Add your water for the rice to a saucepan and bring to a boil. Season the water with salt, add your brown rice, and cook for 25 mins. Once done, drain and set aside. Meanwhile, trim the ends of your pak choi and spring onions, then slice them into strips. Finally, butterfly your chicken breasts and cut into strips.

In a bowl, prepare the satay sauce by combining your peanut butter, soy sauce, coconut cream, and chilli flakes. Then, squeeze in the juice of half the lime. Stir thoroughly to combine.
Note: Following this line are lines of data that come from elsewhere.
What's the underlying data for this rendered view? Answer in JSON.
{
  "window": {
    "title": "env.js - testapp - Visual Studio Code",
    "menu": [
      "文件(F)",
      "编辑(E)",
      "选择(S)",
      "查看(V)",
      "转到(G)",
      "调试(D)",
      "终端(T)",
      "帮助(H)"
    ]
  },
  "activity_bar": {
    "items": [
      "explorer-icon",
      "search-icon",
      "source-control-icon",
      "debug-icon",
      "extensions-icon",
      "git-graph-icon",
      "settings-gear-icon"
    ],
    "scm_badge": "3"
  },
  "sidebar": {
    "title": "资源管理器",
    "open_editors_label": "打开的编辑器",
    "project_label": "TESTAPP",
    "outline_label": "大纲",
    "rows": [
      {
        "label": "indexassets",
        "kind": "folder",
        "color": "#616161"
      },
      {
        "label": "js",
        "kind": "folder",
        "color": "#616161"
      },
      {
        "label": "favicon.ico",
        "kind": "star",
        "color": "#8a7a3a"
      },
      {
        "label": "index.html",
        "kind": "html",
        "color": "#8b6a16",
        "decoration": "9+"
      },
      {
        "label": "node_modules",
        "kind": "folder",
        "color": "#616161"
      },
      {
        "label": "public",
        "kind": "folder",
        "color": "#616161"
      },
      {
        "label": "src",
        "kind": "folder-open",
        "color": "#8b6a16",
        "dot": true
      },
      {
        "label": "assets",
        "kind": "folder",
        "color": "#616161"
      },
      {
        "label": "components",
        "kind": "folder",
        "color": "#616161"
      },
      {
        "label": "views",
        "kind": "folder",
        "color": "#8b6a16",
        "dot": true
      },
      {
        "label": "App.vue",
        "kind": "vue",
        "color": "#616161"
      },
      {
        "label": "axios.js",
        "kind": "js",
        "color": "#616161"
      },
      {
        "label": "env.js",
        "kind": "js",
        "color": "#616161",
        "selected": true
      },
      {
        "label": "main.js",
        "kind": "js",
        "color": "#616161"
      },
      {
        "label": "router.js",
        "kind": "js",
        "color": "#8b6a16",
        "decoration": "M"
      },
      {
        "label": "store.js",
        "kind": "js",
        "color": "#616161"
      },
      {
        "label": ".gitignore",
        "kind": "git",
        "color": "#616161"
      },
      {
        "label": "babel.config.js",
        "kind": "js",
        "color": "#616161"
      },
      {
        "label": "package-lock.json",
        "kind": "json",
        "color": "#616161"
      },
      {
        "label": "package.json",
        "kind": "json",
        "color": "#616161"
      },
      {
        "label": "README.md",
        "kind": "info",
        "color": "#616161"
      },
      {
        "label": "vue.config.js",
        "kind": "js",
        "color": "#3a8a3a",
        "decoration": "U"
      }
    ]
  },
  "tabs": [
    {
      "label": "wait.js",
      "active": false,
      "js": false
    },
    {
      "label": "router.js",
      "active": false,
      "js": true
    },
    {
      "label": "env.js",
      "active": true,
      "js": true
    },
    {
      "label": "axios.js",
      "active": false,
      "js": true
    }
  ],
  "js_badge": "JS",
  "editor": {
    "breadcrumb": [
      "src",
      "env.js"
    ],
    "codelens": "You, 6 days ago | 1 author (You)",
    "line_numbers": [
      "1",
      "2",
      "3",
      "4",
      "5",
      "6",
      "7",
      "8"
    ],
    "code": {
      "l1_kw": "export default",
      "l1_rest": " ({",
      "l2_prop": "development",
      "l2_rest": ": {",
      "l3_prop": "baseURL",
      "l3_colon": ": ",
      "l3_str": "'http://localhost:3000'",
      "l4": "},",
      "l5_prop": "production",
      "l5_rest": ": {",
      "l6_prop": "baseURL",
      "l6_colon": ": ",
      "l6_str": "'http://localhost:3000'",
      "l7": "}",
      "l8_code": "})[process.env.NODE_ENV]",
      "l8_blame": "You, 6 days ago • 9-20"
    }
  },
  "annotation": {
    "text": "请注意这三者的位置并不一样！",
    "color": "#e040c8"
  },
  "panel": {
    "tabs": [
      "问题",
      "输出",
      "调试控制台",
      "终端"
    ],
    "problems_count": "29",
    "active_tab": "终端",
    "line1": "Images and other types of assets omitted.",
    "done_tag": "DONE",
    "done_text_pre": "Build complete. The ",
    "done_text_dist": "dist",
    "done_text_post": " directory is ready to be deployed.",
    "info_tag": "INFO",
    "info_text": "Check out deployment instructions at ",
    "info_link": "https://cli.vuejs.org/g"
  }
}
Heat a large frying pan over medium-high heat. Once hot, drizzle half your olive oil into the pan, followed by your pak choi strips. Cook for 4-5 mins, adding half of the spring onions along with salt and pepper half way through. Once done, set aside in a bowl.

In the same pan, drizzle the remaining olive oil and add your chicken strips. Cook for 5 mins, stirring occasionally until browned.

Lower the pan to a medium heat, add in your pak choi, and pour in your satay sauce. Mix well, then let it simmer for 3-4 mins until everything is heated through and steaming.

Finally, add the brown rice to the pan, mix, and divide the satay chicken rice into bowls. Optionally, serve with a sprinkle of coriander, chilli flakes, remaining spring onions, crushed peanuts (use a pestle and mortar if you have one), a splash of soy sauce, and your half a lime divided into wedges.